А мы, – хотя нас не спрашивали, – под влиянием пропекшего нас горячего чувства, все встали, поклонились Ивану Фомичу и без уговора сказали ему:

– Бог в помощь! Бог в помощь!

Он откланялся нам жестом руки и сказал:

– От души благодарю, господа, – ваше сочувствие мне дорого и дай бог, чтобы наше – как вижу – общее желание исполнилось ко благу нашей родины. А чтобы не оставаться долго на этот счет в томительной нерешимости, – я сейчас отправлюсь к фельдмаршалу и сейчас же представлю ему мою мысль.

Он встал, перекрестился, сказал: «Господи благослови!» – и вышел.

Мы, провожая его глазами, желали ему удачи.

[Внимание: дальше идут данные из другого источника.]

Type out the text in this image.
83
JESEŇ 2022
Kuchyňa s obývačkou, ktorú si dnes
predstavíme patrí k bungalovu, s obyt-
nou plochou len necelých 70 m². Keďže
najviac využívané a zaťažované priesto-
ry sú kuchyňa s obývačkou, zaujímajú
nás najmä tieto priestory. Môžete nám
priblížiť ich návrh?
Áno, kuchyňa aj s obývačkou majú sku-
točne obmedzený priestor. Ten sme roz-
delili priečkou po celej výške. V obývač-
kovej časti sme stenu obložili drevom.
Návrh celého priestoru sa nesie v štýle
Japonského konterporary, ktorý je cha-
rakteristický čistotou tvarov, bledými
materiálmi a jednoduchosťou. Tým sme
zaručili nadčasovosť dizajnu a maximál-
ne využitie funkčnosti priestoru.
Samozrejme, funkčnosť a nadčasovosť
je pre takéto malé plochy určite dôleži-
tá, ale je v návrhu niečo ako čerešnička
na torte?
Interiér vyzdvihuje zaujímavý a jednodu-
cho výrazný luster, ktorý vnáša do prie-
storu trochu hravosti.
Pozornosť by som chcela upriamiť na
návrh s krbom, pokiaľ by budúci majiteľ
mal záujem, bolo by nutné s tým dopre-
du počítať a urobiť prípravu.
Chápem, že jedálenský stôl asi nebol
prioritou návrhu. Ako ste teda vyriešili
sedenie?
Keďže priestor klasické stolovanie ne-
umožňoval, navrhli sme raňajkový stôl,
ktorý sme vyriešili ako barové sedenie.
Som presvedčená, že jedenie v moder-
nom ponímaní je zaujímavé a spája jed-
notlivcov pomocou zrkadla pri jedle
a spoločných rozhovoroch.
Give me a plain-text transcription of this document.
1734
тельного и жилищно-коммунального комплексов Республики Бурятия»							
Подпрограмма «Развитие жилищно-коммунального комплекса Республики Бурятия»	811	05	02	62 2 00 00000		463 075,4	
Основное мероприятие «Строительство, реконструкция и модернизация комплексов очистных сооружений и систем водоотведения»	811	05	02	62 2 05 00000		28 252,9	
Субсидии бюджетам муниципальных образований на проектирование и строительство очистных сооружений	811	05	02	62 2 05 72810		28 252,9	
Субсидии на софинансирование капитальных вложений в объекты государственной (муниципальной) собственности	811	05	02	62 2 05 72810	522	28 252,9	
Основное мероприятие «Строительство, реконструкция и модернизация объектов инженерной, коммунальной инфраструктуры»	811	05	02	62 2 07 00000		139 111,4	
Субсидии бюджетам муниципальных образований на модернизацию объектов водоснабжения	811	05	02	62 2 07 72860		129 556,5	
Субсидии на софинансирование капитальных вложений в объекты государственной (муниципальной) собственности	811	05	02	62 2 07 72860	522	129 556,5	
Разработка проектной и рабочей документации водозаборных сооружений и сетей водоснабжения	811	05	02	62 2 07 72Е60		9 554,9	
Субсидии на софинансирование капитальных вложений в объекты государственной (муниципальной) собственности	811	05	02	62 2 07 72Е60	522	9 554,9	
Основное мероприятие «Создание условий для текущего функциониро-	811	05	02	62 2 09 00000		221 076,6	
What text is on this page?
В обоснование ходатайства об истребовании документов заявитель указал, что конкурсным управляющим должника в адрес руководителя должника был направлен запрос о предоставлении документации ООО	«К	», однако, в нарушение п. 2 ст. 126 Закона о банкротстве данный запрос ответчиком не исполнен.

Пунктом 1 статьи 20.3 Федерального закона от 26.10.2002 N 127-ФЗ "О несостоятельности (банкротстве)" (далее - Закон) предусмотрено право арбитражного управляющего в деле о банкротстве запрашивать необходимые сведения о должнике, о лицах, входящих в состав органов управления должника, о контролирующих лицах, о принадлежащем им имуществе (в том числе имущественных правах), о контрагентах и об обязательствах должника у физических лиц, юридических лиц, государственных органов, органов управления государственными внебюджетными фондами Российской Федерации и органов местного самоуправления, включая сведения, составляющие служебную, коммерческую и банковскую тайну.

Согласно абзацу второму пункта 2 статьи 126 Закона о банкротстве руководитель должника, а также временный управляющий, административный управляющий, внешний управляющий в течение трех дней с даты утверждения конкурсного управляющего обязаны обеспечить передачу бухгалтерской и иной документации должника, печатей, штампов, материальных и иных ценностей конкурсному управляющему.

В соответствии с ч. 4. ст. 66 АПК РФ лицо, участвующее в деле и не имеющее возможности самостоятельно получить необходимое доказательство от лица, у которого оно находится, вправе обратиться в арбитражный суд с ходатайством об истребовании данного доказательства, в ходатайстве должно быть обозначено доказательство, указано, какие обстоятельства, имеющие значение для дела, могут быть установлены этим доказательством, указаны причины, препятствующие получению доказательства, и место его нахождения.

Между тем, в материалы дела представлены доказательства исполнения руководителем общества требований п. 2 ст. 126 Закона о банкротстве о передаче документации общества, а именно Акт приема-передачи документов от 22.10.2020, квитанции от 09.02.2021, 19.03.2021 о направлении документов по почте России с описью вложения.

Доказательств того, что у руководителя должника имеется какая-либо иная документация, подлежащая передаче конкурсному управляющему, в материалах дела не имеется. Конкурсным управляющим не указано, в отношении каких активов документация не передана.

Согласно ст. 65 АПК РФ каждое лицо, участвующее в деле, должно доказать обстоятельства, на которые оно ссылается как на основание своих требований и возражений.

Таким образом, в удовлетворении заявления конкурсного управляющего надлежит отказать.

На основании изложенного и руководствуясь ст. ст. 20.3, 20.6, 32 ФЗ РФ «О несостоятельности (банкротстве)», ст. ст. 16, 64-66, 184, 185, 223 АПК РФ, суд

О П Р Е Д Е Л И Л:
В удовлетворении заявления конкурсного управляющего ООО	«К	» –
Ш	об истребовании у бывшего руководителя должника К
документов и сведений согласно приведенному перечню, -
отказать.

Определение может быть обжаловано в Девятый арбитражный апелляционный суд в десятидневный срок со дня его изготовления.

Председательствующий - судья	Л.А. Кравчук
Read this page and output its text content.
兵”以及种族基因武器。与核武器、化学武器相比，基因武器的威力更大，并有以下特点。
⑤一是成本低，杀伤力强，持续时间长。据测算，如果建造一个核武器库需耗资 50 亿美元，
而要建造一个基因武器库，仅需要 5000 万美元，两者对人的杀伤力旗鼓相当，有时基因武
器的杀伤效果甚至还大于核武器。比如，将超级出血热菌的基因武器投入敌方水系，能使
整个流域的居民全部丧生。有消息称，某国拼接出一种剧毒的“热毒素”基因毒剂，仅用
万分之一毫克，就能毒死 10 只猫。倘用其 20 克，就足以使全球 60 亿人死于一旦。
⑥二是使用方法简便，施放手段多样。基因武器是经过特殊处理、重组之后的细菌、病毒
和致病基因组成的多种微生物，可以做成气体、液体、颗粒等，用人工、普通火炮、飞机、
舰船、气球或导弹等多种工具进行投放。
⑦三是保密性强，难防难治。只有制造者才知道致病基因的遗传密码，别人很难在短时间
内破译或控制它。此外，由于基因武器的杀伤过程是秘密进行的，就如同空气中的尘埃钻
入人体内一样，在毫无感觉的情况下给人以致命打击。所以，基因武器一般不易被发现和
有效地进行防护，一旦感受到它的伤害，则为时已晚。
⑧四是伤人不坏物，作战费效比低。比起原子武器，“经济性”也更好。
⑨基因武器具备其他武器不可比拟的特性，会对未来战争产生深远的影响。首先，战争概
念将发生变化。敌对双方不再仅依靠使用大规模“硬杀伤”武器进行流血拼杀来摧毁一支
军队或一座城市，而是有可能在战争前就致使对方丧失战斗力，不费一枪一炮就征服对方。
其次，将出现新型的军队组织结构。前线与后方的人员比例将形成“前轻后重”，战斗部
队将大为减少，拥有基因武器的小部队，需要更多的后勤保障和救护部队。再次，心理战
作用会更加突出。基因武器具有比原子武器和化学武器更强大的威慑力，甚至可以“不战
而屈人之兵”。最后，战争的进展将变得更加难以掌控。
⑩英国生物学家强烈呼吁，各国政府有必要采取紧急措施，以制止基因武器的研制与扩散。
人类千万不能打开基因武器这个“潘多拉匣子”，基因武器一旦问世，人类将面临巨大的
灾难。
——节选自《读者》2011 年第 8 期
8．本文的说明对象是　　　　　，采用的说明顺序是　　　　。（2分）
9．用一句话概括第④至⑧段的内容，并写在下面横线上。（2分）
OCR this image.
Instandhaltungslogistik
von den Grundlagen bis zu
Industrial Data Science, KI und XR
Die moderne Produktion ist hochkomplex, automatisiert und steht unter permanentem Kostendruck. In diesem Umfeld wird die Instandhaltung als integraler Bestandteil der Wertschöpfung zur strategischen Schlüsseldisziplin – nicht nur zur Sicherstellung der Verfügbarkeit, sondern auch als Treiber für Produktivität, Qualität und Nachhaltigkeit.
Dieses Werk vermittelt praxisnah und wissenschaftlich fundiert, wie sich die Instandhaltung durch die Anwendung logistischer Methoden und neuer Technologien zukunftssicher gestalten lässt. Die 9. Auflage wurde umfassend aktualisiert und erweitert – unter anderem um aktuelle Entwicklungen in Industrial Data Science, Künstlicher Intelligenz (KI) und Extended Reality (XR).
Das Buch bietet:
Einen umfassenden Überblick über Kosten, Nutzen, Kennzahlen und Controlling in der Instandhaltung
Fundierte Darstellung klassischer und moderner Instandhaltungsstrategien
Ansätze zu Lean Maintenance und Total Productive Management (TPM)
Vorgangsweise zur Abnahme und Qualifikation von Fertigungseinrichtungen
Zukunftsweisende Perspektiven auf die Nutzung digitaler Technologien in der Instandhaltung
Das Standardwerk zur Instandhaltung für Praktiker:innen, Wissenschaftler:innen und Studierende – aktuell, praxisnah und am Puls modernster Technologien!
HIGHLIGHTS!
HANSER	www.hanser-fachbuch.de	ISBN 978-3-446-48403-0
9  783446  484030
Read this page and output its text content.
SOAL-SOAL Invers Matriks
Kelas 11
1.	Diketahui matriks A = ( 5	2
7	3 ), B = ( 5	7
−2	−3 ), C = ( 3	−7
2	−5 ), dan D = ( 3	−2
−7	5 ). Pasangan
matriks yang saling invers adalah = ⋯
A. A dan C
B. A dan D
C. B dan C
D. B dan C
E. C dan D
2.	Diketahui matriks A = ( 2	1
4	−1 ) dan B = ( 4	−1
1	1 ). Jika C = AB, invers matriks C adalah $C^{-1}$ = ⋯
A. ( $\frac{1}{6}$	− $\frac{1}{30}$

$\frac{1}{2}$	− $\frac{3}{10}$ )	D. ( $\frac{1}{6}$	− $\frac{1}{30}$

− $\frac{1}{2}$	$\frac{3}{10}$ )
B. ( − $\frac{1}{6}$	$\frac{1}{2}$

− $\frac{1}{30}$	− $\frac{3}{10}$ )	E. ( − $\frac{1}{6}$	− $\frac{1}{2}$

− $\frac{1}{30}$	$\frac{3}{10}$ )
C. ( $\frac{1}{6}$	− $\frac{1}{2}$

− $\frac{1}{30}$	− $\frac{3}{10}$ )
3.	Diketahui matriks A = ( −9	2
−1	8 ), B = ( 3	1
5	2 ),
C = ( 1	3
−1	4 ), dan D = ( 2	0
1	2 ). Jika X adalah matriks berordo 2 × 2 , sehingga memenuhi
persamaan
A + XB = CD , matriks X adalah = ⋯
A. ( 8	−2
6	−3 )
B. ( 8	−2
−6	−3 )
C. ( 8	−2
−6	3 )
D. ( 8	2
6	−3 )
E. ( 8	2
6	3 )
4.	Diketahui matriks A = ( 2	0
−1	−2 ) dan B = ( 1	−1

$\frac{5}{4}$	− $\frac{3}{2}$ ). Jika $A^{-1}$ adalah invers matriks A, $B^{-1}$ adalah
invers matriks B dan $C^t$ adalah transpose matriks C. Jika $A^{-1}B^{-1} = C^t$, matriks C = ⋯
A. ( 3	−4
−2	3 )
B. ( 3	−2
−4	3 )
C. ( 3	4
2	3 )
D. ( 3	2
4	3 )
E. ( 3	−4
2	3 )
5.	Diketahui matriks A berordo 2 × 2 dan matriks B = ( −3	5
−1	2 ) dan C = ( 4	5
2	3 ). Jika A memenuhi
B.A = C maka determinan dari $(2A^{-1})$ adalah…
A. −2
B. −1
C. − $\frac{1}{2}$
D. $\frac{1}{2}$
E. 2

И хотя все это происходило в канцелярии, где торжественных минут сердечного восхищения по штатам не полагается, но тут оно было. Мы чувствовали, как сердца наши в нас горели, при мысли, что целые двадцать пять тысяч семейств наших военных трудников разведут себе по домам и на полянках свои самовары и станут попаривать своим чайком свои косточки, под своею же кровлею, которую дало им за их кровную службу отечество.

Конечно, может быть, теперь за это кто-нибудь и осудит, но надо было быть ближе к тому времени, которого это касается, и видеть воочию мужественных людей, судьбу которых по отставке просто и трогательно нам вспомянул Иван Фомич. Тогда станет понятно то чувство, какое мы испытывали, и оно было действительно патриотическое чувство, хотя и родилось в канцелярии.